The supermoon eclipse
Stargazers in Canada and around the world were in for a rare, two-for-one treat when a total lunar eclipse coincided with a so-called supermoon near the end of September. The supermoon happens when a full moon comes up during its closest approach to the Earth, which makes it appear larger and brighter than normal.
The Balkan route
In August, a new wave of migrants surged through the Balkans and came up against a police line on the Macedonian border with Greece. The stoppage proved futile after thousands of migrants stormed past police. In November, Macedonia, along with Slovenia, Croatia and Serbia, clamped their borders shut again, leaving a growing number of migrants stranded in tents with winter approaching.
Donald Trump's presidential run
Real estate magnate turned Republican presidential front-runner Donald Trump has campaigned on a platform of promises that includes building a wall on the U.S.-Mexico border (but not Canada's) and barring of Muslims from the U.S., among other hair-raising statements. Third in line for Time magazine's person of the year, (he was attacked by an eagle during the photoshoot) Trump has angered people on all sides of the political spectrum.

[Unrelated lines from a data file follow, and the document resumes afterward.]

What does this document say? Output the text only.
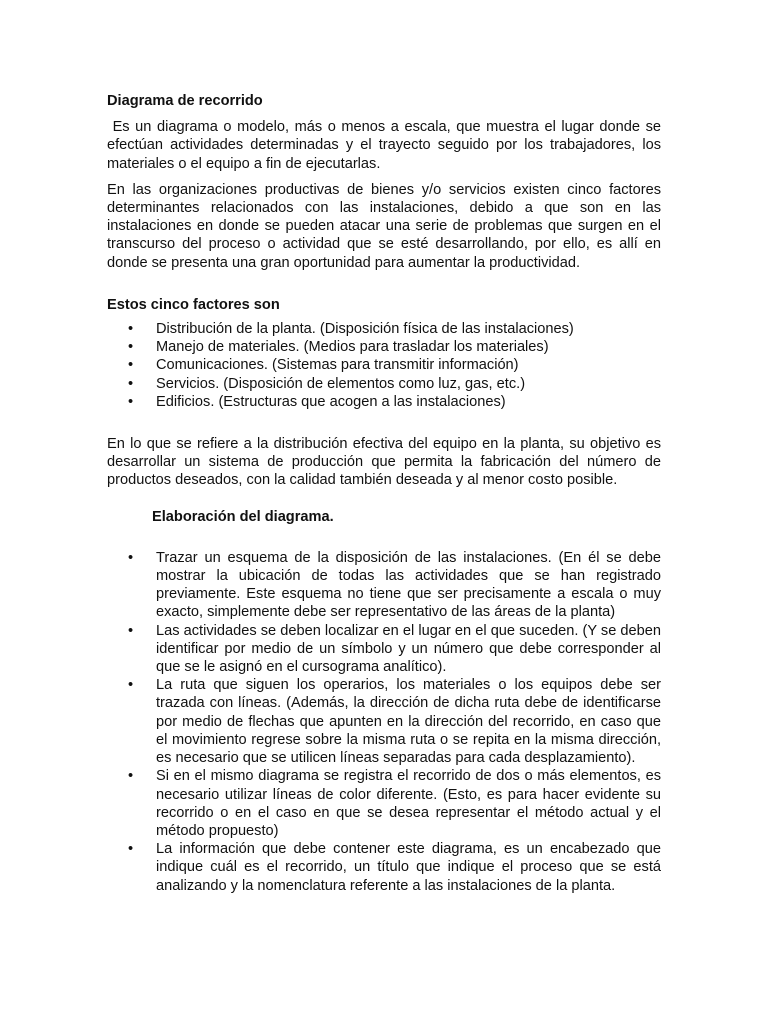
Diagrama de recorrido

Es un diagrama o modelo, más o menos a escala, que muestra el lugar donde se efectúan actividades determinadas y el trayecto seguido por los trabajadores, los materiales o el equipo a fin de ejecutarlas.

En las organizaciones productivas de bienes y/o servicios existen cinco factores determinantes relacionados con las instalaciones, debido a que son en las instalaciones en donde se pueden atacar una serie de problemas que surgen en el transcurso del proceso o actividad que se esté desarrollando, por ello, es allí en donde se presenta una gran oportunidad para aumentar la productividad.

Estos cinco factores son
• Distribución de la planta. (Disposición física de las instalaciones)
• Manejo de materiales. (Medios para trasladar los materiales)
• Comunicaciones. (Sistemas para transmitir información)
• Servicios. (Disposición de elementos como luz, gas, etc.)
• Edificios. (Estructuras que acogen a las instalaciones)

En lo que se refiere a la distribución efectiva del equipo en la planta, su objetivo es desarrollar un sistema de producción que permita la fabricación del número de productos deseados, con la calidad también deseada y al menor costo posible.

Elaboración del diagrama.
• Trazar un esquema de la disposición de las instalaciones. (En él se debe mostrar la ubicación de todas las actividades que se han registrado previamente. Este esquema no tiene que ser precisamente a escala o muy exacto, simplemente debe ser representativo de las áreas de la planta)
• Las actividades se deben localizar en el lugar en el que suceden. (Y se deben identificar por medio de un símbolo y un número que debe corresponder al que se le asignó en el cursograma analítico).
• La ruta que siguen los operarios, los materiales o los equipos debe ser trazada con líneas. (Además, la dirección de dicha ruta debe de identificarse por medio de flechas que apunten en la dirección del recorrido, en caso que el movimiento regrese sobre la misma ruta o se repita en la misma dirección, es necesario que se utilicen líneas separadas para cada desplazamiento).
• Si en el mismo diagrama se registra el recorrido de dos o más elementos, es necesario utilizar líneas de color diferente. (Esto, es para hacer evidente su recorrido o en el caso en que se desea representar el método actual y el método propuesto)
• La información que debe contener este diagrama, es un encabezado que indique cuál es el recorrido, un título que indique el proceso que se está analizando y la nomenclatura referente a las instalaciones de la planta.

Northern California roasted under one of the worst fire seasons in the state's history this summer. One wildfire in particular burned through tens of thousands of hectares, including 12,000 homes in Lake Country, 135 kilometres north of San Francisco, prompting U.S. President Barack Obama to declare it a major disaster, releasing millions in federal money for recovery and cleanup.
Fiesta de San Fermin
Pamplona's controversial bull runs, made famous in North America by Hemingway's 1926 novel The Sun Also Rises, produce some of the most stunning images every year. Here, one of the tens of thousands of revellers who pack the streets of Pamplona was caught in a moment by David Ramos amidst the crush of the opening day Chupinazo celebration.
Baltimore reacts to Freddie Gray's funeral
Baltimore erupted in violence on the day of Freddie Gray's funeral in the most violent, racially-charged demonstrations in the U.S. since clashes in Ferguson, Mo., last year. Gray was arrested for having a switchblade on April 12. A week later, his in-hospital death from a severe spinal cord injury intensified a debate on race and police tactics — a debate that was re-ignited in November in Chicago after the release of a video showing the death of Laquan McDonald.

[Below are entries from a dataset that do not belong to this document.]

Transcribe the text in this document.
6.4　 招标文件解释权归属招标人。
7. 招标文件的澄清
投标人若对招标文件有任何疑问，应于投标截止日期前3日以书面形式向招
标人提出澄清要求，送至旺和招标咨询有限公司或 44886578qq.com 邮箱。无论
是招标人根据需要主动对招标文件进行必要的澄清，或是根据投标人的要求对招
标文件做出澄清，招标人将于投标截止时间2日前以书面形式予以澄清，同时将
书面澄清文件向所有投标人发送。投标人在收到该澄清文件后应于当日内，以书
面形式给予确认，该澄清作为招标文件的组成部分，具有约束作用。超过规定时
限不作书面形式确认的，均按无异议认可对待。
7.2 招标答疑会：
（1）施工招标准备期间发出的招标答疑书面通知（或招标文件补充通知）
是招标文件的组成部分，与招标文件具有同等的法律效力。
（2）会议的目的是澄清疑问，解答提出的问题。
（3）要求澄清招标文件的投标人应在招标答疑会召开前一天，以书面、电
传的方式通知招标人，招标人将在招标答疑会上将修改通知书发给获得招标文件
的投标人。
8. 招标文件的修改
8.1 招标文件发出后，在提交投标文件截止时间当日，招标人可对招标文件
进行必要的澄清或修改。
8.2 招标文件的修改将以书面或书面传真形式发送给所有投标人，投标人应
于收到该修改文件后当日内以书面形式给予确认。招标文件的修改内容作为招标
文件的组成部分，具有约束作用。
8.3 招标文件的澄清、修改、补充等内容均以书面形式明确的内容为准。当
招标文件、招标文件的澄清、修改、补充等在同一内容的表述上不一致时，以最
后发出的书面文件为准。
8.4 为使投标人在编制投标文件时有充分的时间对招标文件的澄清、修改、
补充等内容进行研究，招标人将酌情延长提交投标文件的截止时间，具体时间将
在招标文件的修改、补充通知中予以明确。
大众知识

The death toll in Nepal, which climbed over the course of months, is estimated to have exceeded 9,000 following a magnitude 7.8 earthquake (the worst in over 80 years) struck on April 25. The earthquake destroyed dozens of UNESCO heritage temples in Kathmandu and triggered an avalanche on Mount Everest that killed 19 people. A major aftershock struck on May 12.
A rare Chilean eruption
Volcano Calbuco erupted for the first time in more than four decades in April, sending up a thick plume of ash 20 kilometres into the air. Authorities declared a red alert and kept some 15,000 residents away from their homes over the course of a weeks-long evacuation.
Kobani won back from ISIS
In September, ISIS fighters captured about 300 Kurdish villages and hamlets near Kobani and ventured into the town itself, sending tens of thousands of residents fleeing into Turkey. The town was recaptured with the help of U.S.-led coalition airstrikes but the scope of its destruction will make it hard for refugees to return any time soon.

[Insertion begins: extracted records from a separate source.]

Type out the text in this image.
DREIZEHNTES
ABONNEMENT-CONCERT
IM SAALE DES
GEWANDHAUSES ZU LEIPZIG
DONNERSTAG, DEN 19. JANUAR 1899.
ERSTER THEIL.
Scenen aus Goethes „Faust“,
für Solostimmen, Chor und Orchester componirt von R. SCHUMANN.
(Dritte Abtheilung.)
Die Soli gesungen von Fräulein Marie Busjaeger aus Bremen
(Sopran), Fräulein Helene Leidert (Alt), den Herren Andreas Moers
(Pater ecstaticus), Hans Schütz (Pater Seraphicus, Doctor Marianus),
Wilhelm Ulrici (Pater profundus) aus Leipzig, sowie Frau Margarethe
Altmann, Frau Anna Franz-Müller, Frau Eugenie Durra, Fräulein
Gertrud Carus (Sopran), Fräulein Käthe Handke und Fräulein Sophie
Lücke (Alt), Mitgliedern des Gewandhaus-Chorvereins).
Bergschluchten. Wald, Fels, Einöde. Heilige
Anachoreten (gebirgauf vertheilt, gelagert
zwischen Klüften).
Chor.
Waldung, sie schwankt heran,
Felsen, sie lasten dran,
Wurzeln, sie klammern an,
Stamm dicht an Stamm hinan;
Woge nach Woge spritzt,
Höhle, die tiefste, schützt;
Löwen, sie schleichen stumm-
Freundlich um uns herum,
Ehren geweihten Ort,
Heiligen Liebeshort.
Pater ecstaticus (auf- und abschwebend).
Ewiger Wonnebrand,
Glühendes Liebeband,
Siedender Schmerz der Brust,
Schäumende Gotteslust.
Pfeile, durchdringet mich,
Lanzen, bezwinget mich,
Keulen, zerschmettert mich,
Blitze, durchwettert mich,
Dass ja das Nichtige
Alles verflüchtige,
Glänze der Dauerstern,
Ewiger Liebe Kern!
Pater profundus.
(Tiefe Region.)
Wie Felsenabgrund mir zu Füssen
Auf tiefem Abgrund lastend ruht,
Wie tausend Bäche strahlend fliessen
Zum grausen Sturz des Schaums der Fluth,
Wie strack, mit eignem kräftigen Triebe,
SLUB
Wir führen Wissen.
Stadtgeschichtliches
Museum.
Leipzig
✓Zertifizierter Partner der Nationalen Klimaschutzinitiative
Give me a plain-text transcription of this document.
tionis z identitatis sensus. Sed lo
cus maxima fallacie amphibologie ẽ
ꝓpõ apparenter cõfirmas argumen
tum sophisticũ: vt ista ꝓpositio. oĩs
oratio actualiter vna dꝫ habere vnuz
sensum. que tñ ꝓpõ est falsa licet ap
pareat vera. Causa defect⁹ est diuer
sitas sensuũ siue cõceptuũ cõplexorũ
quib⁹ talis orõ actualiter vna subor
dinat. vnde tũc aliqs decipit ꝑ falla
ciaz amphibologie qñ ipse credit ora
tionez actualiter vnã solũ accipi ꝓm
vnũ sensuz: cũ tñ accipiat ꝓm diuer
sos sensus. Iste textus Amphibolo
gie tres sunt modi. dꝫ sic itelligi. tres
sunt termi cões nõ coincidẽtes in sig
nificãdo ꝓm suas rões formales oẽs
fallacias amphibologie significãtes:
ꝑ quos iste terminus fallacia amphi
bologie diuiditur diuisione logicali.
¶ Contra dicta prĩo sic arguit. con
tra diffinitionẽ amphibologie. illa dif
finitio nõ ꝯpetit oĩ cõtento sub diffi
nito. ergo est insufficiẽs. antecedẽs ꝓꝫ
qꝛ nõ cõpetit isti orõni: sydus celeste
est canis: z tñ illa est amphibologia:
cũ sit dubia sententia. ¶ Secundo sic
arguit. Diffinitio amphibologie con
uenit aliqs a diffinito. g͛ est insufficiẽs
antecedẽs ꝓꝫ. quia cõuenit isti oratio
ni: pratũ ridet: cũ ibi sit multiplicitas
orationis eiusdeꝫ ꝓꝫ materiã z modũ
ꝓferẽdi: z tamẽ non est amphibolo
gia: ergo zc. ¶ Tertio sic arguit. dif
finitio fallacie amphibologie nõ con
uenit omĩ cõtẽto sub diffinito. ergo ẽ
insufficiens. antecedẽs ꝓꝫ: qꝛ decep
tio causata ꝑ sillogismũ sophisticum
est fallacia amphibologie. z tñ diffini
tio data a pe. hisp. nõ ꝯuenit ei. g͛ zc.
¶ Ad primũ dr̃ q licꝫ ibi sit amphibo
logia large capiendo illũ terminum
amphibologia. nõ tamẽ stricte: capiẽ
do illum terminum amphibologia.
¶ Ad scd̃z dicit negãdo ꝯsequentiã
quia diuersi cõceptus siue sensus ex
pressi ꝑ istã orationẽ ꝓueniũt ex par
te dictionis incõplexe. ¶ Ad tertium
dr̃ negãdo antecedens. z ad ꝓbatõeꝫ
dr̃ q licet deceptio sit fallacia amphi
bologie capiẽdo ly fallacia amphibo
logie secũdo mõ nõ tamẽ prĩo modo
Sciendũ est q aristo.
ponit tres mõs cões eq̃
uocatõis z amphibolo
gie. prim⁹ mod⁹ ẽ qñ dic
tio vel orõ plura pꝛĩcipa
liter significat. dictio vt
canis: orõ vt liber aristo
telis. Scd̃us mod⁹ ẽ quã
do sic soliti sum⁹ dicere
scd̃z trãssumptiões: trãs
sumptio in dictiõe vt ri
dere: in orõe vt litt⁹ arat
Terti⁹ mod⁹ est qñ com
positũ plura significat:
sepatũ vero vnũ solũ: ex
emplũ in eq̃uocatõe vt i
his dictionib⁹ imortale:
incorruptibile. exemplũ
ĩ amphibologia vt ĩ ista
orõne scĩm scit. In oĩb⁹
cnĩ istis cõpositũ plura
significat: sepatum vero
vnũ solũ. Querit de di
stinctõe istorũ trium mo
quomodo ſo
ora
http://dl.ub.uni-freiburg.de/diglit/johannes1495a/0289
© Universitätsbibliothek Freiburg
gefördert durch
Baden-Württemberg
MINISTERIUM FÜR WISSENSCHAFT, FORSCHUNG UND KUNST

Je Suis Charlie et marches républicaines
Attacks in Paris began on Jan. 7 when two brothers stormed the offices of the satirical newspaper Charlie Hebdo, killing 12 people, including a police officer. In the following days, gunmen stormed a printing company and a Kosher supermarket in in the French capital raising the death toll to 17. The attacks galvanized world leaders in the fight against global extremism and inspired vigils around the world under the slogan Je Suis Charlie.